Jonah Goldberg writes that we should be OK with torture because it's protrayed sympathtically by Hollywood, or maybe just Hollywood types should be, or something like that.

You know what? Hollywood executives are in the business of making money. If they can make money and promote their values at the same time, that's great, but the main goal is to make money. And that means putting entertainment on the screen that people want to see. And people enjoy seeing some villain get it handed to him.

That doesn't mean it's morally right, only that it feels good to watch it, and the Hollywood is willing to give us what we want. McDonald's would be willing to sell me 5 Big Macs everyday if I want to buy them, even though they know as well as I do that it's not good for me. That's not a knock on McDonald's, just an acknowledgement that they're in the business of selling hamburgers, not promoting proper dietary habits. So jut because Hollywood is willing to give us our fix of righteous vengeance doesn't make it morally OK. And since when do we take our moral cues from what is shown on movies and TV anyway?

Goldberg continues...

In other words, it doesn’t matter what the person you are coercing did or why you are coercing them in the first place. Torturing an evil man to save innocent lives is no greater a sin than torturing a noble man in order to snuff out innocent lives, or just for the fun of it.

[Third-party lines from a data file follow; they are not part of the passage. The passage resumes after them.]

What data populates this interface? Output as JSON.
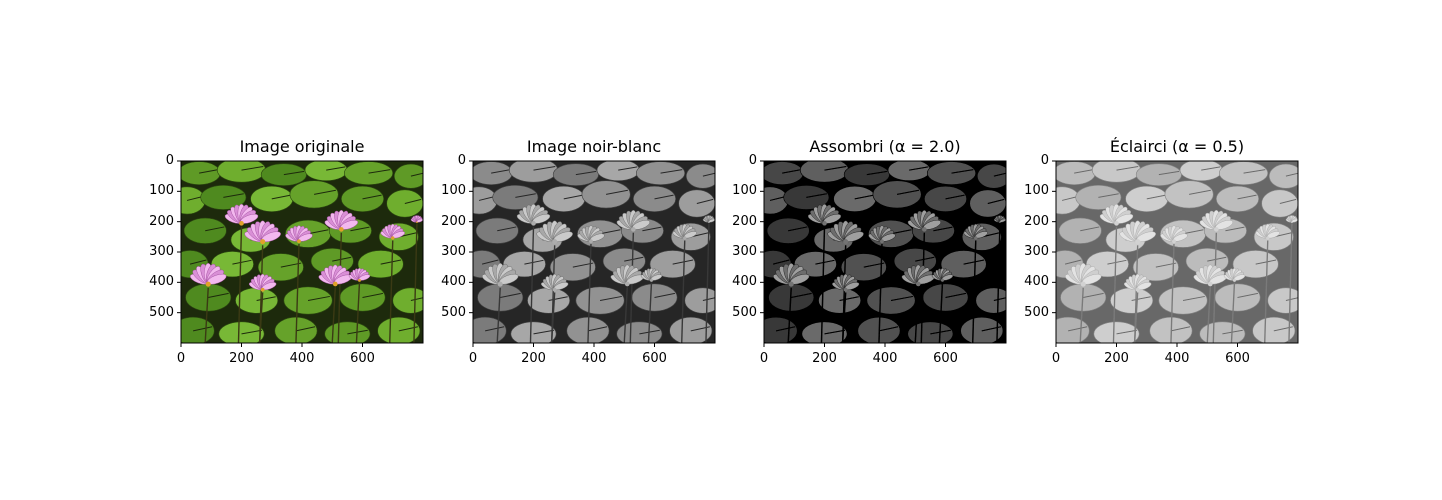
{
  "figure": {
    "panels": [
      {
        "title": "Image originale",
        "variant": "color"
      },
      {
        "title": "Image noir-blanc",
        "variant": "gray"
      },
      {
        "title": "Assombri (α = 2.0)",
        "variant": "dark"
      },
      {
        "title": "Éclairci (α = 0.5)",
        "variant": "light"
      }
    ]
  },
  "chart_data": {
    "type": "image",
    "panels": 4,
    "xlim": [
      0,
      800
    ],
    "ylim": [
      600,
      0
    ],
    "xticks": [
      0,
      200,
      400,
      600
    ],
    "yticks": [
      0,
      100,
      200,
      300,
      400,
      500
    ],
    "xtick_labels": [
      "0",
      "200",
      "400",
      "600"
    ],
    "ytick_labels": [
      "0",
      "100",
      "200",
      "300",
      "400",
      "500"
    ],
    "gamma": {
      "dark": 2.0,
      "light": 0.5
    }
  }
}
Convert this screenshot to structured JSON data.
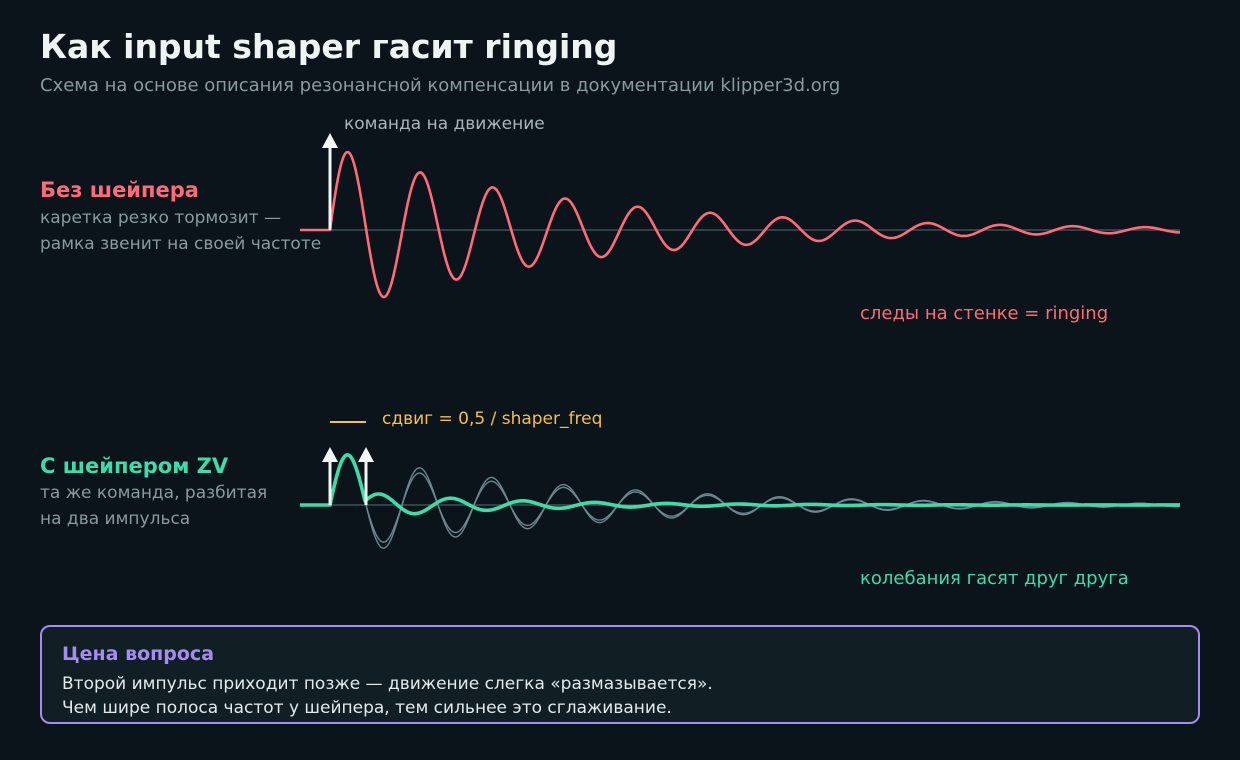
{
  "header": {
    "title": "Как input shaper гасит ringing",
    "subtitle": "Схема на основе описания резонансной компенсации в документации klipper3d.org"
  },
  "without_shaper": {
    "title": "Без шейпера",
    "desc_line1": "каретка резко тормозит —",
    "desc_line2": "рамка звенит на своей частоте",
    "impulse_label": "команда на движение",
    "result_label": "следы на стенке = ringing",
    "color": "#ff6b78"
  },
  "with_shaper": {
    "title": "С шейпером ZV",
    "desc_line1": "та же команда, разбитая",
    "desc_line2": "на два импульса",
    "shift_label": "сдвиг = 0,5 / shaper_freq",
    "result_label": "колебания гасят друг друга",
    "color": "#3ddcaa",
    "shift_color": "#f5c044"
  },
  "note": {
    "title": "Цена вопроса",
    "line1": "Второй импульс приходит позже — движение слегка «размазывается».",
    "line2": "Чем шире полоса частот у шейпера, тем сильнее это сглаживание."
  },
  "colors": {
    "background": "#0a141a",
    "ghost_wave": "#6d8790",
    "arrow": "#f2f6f6",
    "note_border": "#a48cf2"
  }
}
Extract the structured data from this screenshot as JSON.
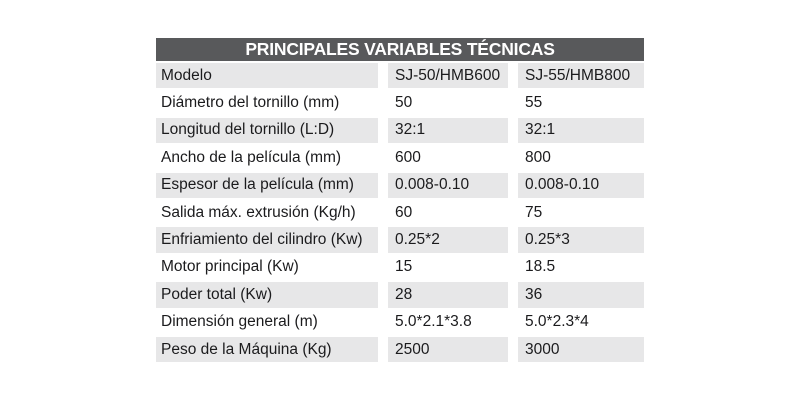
{
  "title": "PRINCIPALES VARIABLES TÉCNICAS",
  "colors": {
    "header_bg": "#58595b",
    "header_text": "#ffffff",
    "row_alt_bg": "#e7e7e8",
    "row_bg": "#ffffff",
    "text": "#1b1b1d"
  },
  "table": {
    "rows": [
      {
        "label": "Modelo",
        "v1": "SJ-50/HMB600",
        "v2": "SJ-55/HMB800"
      },
      {
        "label": "Diámetro del tornillo (mm)",
        "v1": "50",
        "v2": "55"
      },
      {
        "label": "Longitud del tornillo (L:D)",
        "v1": "32:1",
        "v2": "32:1"
      },
      {
        "label": "Ancho de la película (mm)",
        "v1": "600",
        "v2": "800"
      },
      {
        "label": "Espesor de la película (mm)",
        "v1": "0.008-0.10",
        "v2": "0.008-0.10"
      },
      {
        "label": "Salida máx. extrusión (Kg/h)",
        "v1": "60",
        "v2": "75"
      },
      {
        "label": "Enfriamiento del cilindro (Kw)",
        "v1": "0.25*2",
        "v2": "0.25*3"
      },
      {
        "label": "Motor principal (Kw)",
        "v1": "15",
        "v2": "18.5"
      },
      {
        "label": "Poder total (Kw)",
        "v1": "28",
        "v2": "36"
      },
      {
        "label": "Dimensión general (m)",
        "v1": "5.0*2.1*3.8",
        "v2": "5.0*2.3*4"
      },
      {
        "label": "Peso de la Máquina (Kg)",
        "v1": "2500",
        "v2": "3000"
      }
    ]
  }
}
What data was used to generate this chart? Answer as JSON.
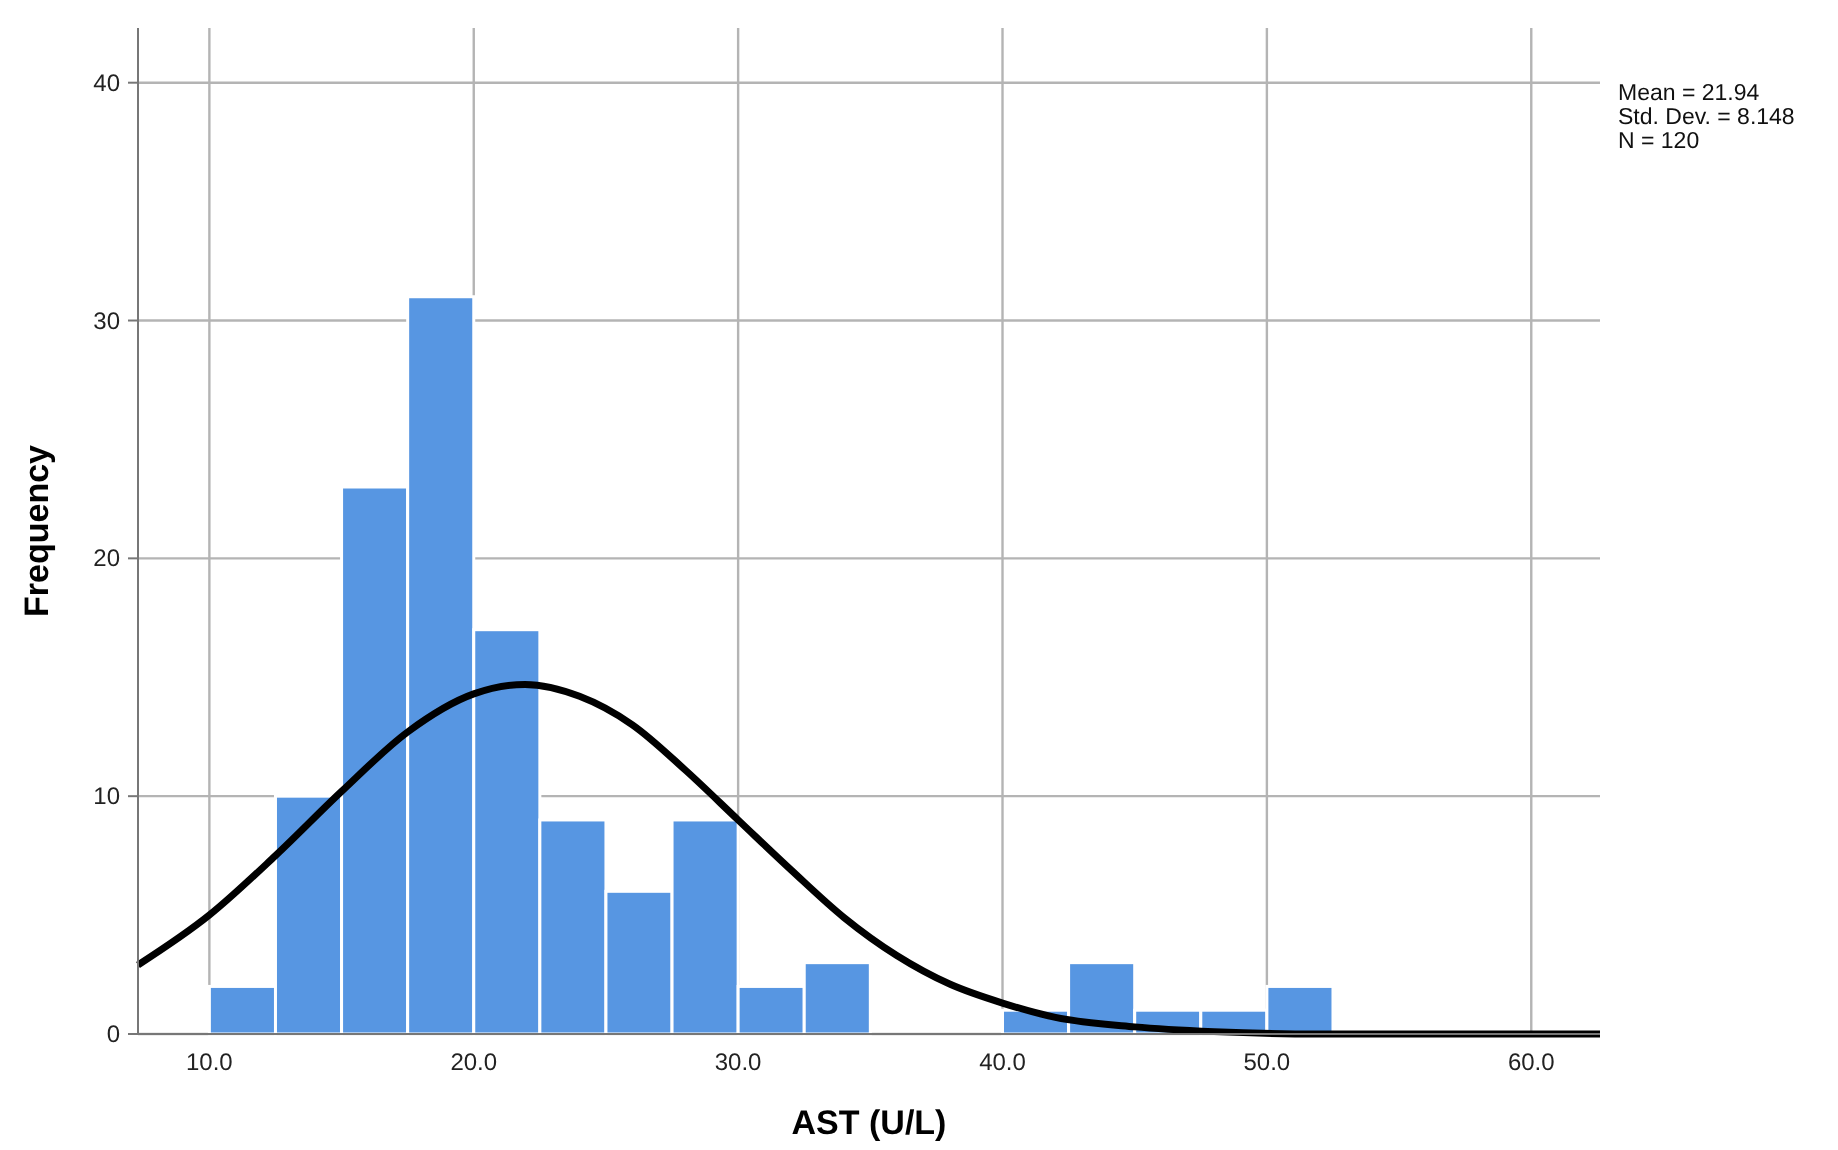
{
  "chart_data": {
    "type": "histogram",
    "xlabel": "AST (U/L)",
    "ylabel": "Frequency",
    "bins": [
      10,
      12.5,
      15,
      17.5,
      20,
      22.5,
      25,
      27.5,
      30,
      32.5,
      35,
      37.5,
      40,
      42.5,
      45,
      47.5,
      50,
      52.5
    ],
    "values": [
      2,
      10,
      23,
      31,
      17,
      9,
      6,
      9,
      2,
      3,
      0,
      0,
      1,
      3,
      1,
      1,
      2
    ],
    "color": "#5796e2",
    "series": [
      {
        "type": "line",
        "color": "#000000",
        "x": [
          7.3,
          10,
          12.5,
          15,
          17.5,
          20,
          21.94,
          24,
          26,
          28,
          30,
          32,
          34,
          36,
          38,
          40,
          42,
          45,
          48,
          52,
          62.6
        ],
        "values": [
          2.9,
          5.0,
          7.5,
          10.2,
          12.7,
          14.3,
          14.7,
          14.2,
          13.0,
          11.1,
          9.0,
          6.9,
          4.9,
          3.3,
          2.1,
          1.3,
          0.7,
          0.3,
          0.1,
          0.0,
          0.0
        ]
      }
    ],
    "xlim": [
      7.3,
      62.6
    ],
    "ylim": [
      0,
      42.3
    ],
    "xticks": [
      {
        "value": 10,
        "label": "10.0"
      },
      {
        "value": 20,
        "label": "20.0"
      },
      {
        "value": 30,
        "label": "30.0"
      },
      {
        "value": 40,
        "label": "40.0"
      },
      {
        "value": 50,
        "label": "50.0"
      },
      {
        "value": 60,
        "label": "60.0"
      }
    ],
    "yticks": [
      0,
      10,
      20,
      30,
      40
    ],
    "grid": true,
    "marker": "none",
    "annotations": [
      "Mean = 21.94",
      "Std. Dev. = 8.148",
      "N = 120"
    ]
  }
}
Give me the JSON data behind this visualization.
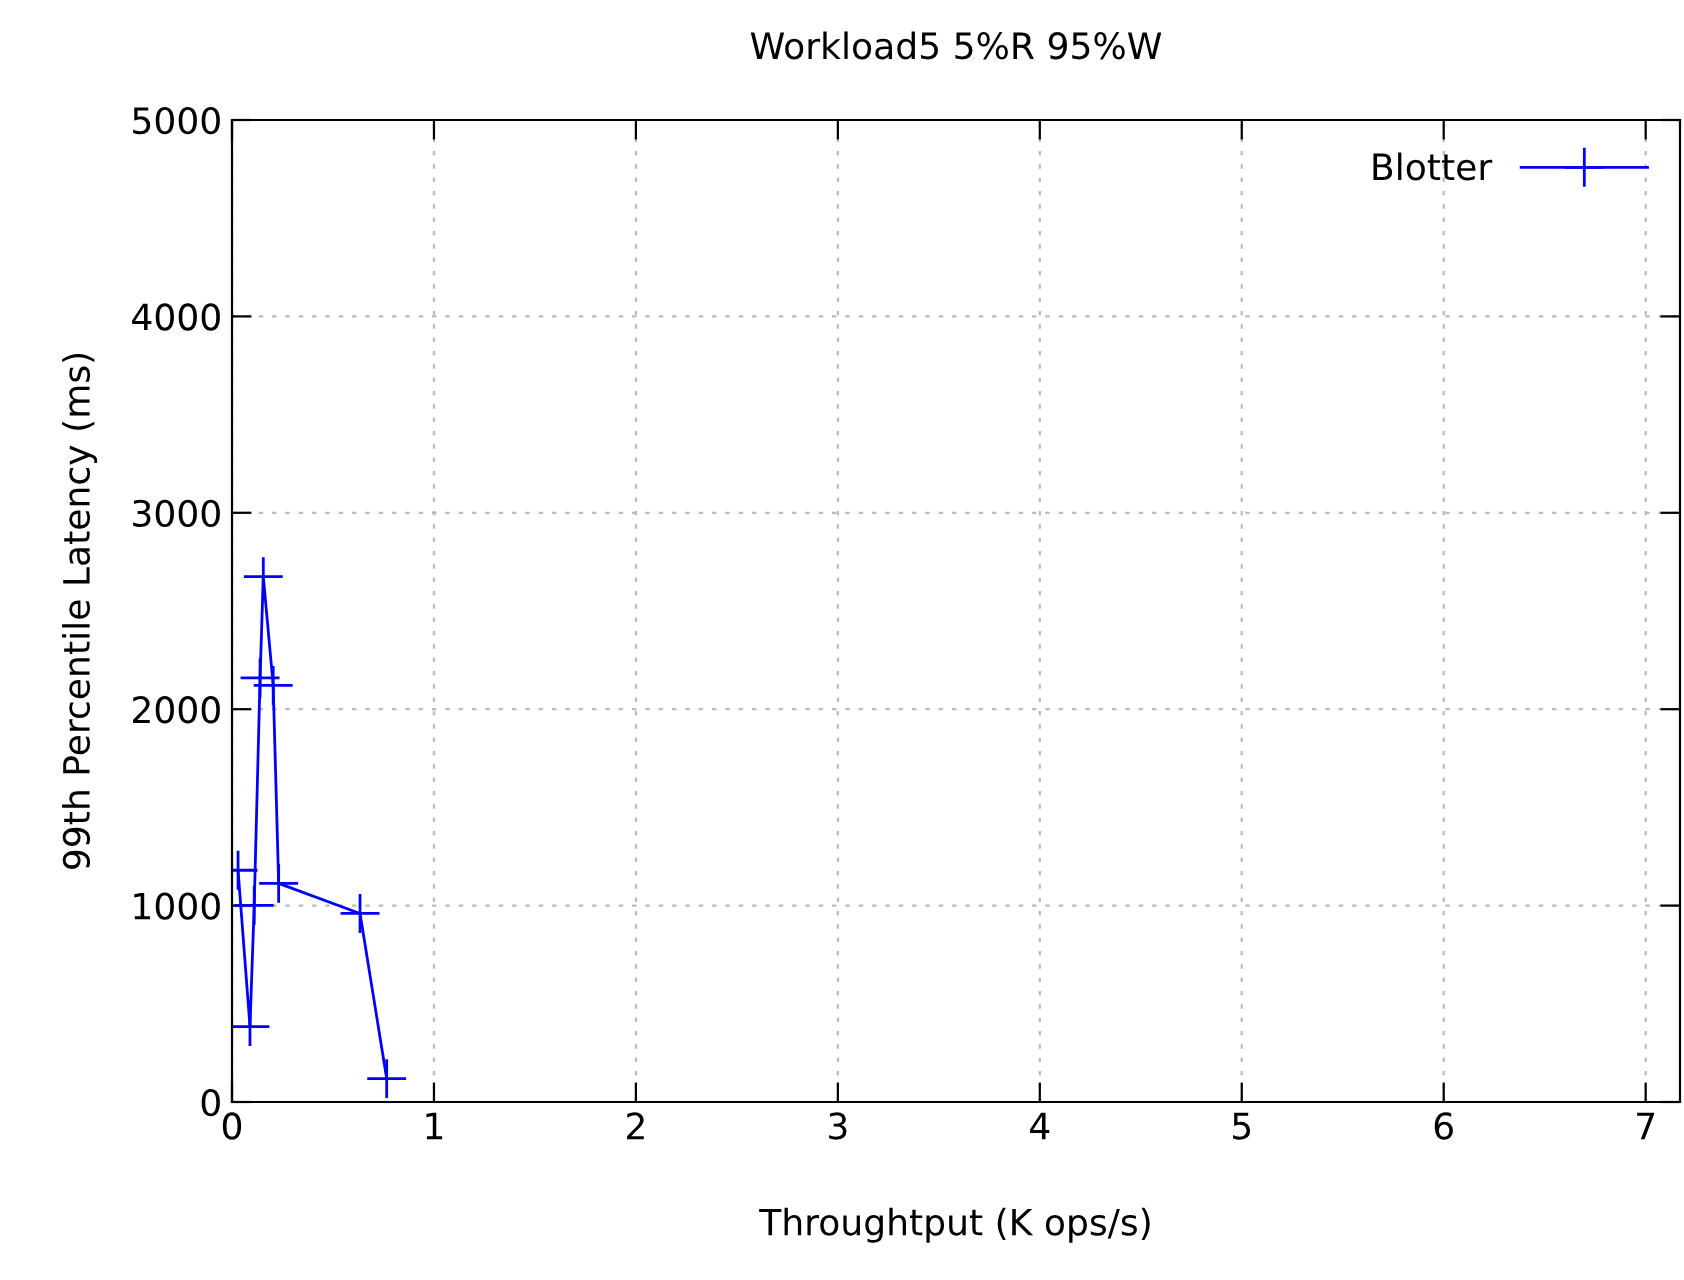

The way Sullivan and those who agree with him see it, torture is torture is torture — and torture is always wrong, even when defined as intimidation and “smacky face.”

Yup, that's pretty much it. For the same reason that I can say it's not OK to destroy a "mere cluster of cells" even if that could cure a horrible disease.

It does surprise me that there is so little intersection between opposition to embryonic stem cell research and torture (or "coercive interrogation techniques"). Both are standing against those who wish to dehumanize some for the benefit of others. Both rely on appeals to nationalism. Both try to paint those opposed as opposed to the ends rather than the means.